Les soignants non-vaccinés ne seront pas réintégrés, annonce le gouvernement

Les soignants non-vaccinés, suspendus depuis bientôt un an, ne pourront pas être réintégrés, a annoncé le ministre de la Santé ce vendredi 22 juillet.
Les soignants non-vaccinés, suspendus depuis bientôt un an, ne pourront pas être réintégrés, a annoncé le ministre de la Santé ce vendredi 22 juillet. - Photo d’archive

Le gouvernement a tranché : les soignants qui ne sont pas vaccinés contre le Covid-19 restent suspendus. « La position du gouvernement est claire : on suit l'avis des scientifiques », a annoncé le ministre de la Santé, François Braun, vendredi 22 juillet.

La semaine dernière, le médecin urgentiste fraîchement nommé au gouvernement, avait saisi les instances scientifiques sur l’épineuse question de la réintégration des soignants non-vaccinés. Depuis dix mois, ces derniers ne peuvent plus travailler et ne sont plus payés.

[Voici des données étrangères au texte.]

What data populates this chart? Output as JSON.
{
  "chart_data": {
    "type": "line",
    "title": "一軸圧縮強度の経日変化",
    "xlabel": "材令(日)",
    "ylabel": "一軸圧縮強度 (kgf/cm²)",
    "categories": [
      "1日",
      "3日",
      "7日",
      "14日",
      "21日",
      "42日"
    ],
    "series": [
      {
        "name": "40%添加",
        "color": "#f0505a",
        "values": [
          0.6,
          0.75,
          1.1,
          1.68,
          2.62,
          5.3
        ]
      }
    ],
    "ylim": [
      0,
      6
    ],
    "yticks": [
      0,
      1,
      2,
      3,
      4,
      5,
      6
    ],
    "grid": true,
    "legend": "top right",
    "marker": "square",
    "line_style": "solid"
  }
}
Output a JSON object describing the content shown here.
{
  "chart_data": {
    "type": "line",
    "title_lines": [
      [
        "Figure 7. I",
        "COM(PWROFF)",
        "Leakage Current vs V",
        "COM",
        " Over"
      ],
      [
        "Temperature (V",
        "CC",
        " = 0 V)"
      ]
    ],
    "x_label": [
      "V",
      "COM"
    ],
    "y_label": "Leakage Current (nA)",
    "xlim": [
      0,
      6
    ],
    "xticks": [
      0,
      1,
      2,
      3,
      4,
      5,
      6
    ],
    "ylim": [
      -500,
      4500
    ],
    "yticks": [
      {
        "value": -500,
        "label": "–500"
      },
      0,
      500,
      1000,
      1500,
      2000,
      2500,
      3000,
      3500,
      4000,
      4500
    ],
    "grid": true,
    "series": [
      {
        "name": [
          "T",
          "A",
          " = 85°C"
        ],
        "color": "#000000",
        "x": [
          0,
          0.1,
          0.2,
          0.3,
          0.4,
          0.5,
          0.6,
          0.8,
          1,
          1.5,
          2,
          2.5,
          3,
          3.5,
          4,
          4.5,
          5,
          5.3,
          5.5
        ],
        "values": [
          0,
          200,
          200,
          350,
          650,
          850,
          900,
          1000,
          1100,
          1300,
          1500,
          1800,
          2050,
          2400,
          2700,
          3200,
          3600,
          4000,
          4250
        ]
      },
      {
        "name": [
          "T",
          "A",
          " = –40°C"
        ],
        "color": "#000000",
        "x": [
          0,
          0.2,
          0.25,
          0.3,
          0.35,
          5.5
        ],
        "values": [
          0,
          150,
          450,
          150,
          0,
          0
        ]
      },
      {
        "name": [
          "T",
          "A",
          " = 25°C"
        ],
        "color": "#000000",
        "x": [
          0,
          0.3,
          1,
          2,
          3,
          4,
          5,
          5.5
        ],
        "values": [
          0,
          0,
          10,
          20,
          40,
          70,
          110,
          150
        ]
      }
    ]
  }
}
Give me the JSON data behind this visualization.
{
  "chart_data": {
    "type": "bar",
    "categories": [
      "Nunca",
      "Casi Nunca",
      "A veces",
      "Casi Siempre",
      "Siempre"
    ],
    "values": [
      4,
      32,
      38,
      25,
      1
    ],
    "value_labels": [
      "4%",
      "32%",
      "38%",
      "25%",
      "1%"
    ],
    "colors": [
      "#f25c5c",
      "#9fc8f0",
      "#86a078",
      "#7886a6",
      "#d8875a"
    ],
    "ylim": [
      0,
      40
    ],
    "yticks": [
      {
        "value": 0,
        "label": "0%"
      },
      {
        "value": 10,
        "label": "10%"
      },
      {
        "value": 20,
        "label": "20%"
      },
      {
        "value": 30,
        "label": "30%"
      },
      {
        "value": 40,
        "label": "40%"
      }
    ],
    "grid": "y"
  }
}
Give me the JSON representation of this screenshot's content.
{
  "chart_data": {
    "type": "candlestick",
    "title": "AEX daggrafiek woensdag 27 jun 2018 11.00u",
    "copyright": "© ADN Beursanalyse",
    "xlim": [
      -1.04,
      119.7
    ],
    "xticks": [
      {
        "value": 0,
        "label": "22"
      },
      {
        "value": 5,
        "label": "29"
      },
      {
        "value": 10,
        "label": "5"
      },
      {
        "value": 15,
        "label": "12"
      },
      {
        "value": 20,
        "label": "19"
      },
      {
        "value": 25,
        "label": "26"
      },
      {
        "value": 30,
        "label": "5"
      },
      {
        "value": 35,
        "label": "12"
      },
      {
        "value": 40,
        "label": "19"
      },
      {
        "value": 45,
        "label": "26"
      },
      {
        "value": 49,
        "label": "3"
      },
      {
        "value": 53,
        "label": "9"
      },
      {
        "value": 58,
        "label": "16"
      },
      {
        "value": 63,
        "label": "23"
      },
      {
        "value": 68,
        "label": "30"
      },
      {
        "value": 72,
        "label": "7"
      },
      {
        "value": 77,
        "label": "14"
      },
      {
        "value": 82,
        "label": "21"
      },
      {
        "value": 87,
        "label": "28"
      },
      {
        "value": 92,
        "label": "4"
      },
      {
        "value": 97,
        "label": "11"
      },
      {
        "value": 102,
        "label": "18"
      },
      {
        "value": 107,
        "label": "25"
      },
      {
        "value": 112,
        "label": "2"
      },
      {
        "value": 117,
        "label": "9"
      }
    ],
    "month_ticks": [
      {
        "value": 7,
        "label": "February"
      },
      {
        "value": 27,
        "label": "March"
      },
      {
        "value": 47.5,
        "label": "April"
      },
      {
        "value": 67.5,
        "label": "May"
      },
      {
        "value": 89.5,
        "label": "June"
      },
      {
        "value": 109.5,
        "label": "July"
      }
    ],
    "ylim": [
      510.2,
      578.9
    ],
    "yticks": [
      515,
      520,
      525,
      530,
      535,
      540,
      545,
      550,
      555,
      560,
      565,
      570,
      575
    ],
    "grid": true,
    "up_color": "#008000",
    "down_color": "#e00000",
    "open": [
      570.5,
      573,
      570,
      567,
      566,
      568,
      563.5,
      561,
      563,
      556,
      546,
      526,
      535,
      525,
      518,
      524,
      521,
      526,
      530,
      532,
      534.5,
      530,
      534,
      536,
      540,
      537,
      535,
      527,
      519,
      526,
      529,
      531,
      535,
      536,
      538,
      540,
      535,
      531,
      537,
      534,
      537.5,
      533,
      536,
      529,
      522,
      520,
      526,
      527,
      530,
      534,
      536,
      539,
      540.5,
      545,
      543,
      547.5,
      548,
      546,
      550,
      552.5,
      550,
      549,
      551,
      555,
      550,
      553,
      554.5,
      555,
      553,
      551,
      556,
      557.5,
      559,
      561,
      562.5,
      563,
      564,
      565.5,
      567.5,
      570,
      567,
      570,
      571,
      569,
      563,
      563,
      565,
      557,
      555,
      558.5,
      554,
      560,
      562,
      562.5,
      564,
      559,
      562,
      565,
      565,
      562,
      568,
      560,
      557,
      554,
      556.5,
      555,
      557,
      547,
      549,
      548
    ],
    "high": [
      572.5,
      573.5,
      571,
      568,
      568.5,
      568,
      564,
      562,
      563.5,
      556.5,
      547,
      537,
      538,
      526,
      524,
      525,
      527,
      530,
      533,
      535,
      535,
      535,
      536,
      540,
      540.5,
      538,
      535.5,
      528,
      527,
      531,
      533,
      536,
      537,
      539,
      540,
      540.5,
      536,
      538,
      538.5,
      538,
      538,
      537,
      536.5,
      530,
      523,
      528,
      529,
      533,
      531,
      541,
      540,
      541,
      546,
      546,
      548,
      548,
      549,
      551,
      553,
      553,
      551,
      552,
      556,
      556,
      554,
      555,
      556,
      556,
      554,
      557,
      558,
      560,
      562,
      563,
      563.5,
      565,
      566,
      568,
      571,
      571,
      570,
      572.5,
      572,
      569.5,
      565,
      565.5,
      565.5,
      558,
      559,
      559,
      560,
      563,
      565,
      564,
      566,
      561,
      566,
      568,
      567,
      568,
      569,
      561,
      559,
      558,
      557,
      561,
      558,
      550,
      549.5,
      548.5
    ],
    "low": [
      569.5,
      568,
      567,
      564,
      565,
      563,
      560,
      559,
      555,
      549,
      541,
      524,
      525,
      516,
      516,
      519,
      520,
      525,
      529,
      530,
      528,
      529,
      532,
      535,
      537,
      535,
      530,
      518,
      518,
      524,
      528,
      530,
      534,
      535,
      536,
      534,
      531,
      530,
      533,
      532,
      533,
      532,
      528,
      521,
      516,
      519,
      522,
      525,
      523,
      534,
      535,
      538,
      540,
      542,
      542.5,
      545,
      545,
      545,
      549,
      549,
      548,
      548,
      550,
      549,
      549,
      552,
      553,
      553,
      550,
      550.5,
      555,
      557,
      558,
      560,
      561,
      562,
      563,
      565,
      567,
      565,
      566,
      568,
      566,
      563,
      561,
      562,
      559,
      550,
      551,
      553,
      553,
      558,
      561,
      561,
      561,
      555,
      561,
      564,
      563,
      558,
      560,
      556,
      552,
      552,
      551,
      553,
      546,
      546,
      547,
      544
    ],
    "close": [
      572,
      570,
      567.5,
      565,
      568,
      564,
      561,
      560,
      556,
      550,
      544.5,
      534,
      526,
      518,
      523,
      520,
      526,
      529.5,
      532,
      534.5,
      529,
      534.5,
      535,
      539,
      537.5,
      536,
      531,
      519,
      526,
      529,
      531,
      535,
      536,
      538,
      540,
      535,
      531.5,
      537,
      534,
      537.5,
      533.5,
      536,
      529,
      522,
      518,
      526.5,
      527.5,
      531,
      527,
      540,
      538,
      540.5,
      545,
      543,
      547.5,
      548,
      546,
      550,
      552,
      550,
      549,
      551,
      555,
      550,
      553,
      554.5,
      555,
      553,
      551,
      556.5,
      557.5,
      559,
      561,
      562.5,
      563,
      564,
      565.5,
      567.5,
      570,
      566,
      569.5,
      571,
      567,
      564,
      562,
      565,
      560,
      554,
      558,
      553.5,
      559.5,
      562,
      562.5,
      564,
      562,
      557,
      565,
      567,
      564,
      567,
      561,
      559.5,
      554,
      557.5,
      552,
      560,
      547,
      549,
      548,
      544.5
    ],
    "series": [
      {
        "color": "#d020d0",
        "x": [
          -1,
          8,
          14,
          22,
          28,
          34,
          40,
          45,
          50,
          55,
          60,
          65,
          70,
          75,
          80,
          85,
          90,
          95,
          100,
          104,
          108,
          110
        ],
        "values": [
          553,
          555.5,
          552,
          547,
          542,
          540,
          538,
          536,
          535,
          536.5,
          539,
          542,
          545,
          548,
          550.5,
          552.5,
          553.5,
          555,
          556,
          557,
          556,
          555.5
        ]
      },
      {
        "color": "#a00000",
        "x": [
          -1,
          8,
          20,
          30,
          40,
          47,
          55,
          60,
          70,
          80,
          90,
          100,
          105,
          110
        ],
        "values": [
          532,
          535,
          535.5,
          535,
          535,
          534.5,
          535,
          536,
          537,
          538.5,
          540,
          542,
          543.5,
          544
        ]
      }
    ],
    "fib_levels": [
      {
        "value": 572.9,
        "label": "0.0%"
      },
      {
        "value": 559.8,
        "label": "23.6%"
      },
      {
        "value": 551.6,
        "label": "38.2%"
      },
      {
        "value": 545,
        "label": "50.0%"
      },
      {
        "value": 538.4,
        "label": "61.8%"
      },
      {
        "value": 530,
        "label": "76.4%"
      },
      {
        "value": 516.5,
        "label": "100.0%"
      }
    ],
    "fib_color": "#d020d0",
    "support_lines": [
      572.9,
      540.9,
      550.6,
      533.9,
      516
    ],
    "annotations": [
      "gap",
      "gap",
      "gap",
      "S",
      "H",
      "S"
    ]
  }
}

Les instances scientifiques s’y opposent

Plus tôt ce vendredi, la Haute Autorité de santé (HAS) s’était dite « favorable au maintien de l'obligation de vaccination contre le Covid-19 des personnels exerçant dans les établissements de santé et médico-sociaux  ». Elle suit ainsi l’avis de l’Académie de médecine et du Conseil scientifique, qui se sont également prononcés à ce sujet ces derniers jours.

Pour justifier sa décision, la Haute Autorité de santé évoque deux arguments principaux. Il s’agit d’abord d’un enjeu de santé publique, en effet, « le contexte actuel est marqué par une nouvelle vague épidémique » et, même si le pic de cette septièmpe vague est passé, le taux d’incidence « se maintient à un niveau très élevé, avec une hausse marquée des admissions à l’hôpital et des décès  ».

Mais il s’agit également d’un enjeu éthique. La Haute Autorité de santé souligne l’importance de la vaccination dans la lutte contre l’épidémie. Pour justifier l’obligation vaccinale des soignants il y a un an, elle indiquait que « la couverture vaccinale des professionnels de santé, et plus largement de ceux qui ont des contacts fréquents et rapprochés avec des personnes vulnérables, revêtait un enjeu éthique autant que de santé publique ».

François Braun a précisé qu’il réunirait les organisation syndicales la semaine prochaine pour « leur expliquer la situation  » et « voir avec elles comment on envisage de s’en sortir, peut-être dans quelques mois ».